28th January 2019
I have once tried to learn how to draw; it took me two painful months to master how the light and shadow works in a drawing — all I did was to look at an object, find a spot where the light comes, and express contrast observed within the object. Two months were not enough to fully understand how the concept works and with the frustration, I decided to quit. With this thought, it is nearly unbelievable our artist Corné Akkers — who seems to play with light and shadow by the fullest — did not enjoy formal art training.
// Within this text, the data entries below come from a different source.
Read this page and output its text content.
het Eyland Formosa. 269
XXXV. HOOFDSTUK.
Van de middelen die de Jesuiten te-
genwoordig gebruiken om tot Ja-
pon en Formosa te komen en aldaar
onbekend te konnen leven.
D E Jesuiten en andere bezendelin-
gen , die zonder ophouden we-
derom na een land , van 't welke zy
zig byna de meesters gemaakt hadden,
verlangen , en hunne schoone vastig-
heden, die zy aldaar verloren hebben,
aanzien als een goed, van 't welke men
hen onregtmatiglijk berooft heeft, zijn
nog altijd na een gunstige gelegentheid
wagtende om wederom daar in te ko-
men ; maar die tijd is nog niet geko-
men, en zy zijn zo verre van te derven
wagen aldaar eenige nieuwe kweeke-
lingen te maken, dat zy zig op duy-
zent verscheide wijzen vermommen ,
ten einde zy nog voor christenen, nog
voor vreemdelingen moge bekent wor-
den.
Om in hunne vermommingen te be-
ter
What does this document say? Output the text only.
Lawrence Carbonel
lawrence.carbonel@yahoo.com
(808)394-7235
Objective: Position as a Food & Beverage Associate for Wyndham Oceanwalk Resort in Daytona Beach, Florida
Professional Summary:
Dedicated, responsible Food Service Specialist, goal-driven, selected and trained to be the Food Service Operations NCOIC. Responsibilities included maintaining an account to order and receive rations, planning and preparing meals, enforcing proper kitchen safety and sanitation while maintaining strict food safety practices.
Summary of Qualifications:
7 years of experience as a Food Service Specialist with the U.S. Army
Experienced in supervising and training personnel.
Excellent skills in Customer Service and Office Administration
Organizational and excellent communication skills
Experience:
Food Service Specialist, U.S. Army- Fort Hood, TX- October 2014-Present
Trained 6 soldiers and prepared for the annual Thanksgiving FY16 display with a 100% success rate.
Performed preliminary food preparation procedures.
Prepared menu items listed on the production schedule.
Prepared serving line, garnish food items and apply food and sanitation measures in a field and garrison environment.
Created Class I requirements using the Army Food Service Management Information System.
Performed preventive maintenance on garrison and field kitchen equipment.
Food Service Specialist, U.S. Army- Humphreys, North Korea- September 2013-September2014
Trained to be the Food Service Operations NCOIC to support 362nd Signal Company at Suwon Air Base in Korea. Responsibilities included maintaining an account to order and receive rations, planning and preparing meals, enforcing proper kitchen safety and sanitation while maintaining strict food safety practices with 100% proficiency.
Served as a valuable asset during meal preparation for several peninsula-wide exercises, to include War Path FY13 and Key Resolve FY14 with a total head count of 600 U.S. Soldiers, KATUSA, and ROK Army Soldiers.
It feels like it would take a serious amount of time and effort for someone to demonstrate such skills in order to depict what Akkers does — mostly nudes in abstractive formation.
Born in 1969 in Nijmegen, Netherlands, Corné Akkers employs a variety of styles that have one thing in common: search for a light on phenomena and shadow and light planes that block in. Akkers uses oil paint, dry pastel, and graphite pencil in his works. It is noticeable that he doesn’t use a lot of colours within his works; the fact lets his works to be more efficient to show the contrast within themselves. The abstraction is another fun part to look at within Akker’s works; he does not see the world in a flat, boring way — he depicts his objects in circular lines to exaggerate volume and space.
Akkers currently works as an artist in the Hague and as a teacher in fine arts in Voorburg, Zuid-Holland, Netherlands. According to Akkers, he started drawing since he was two years old — maybe it was in his blood that he was to become an artist.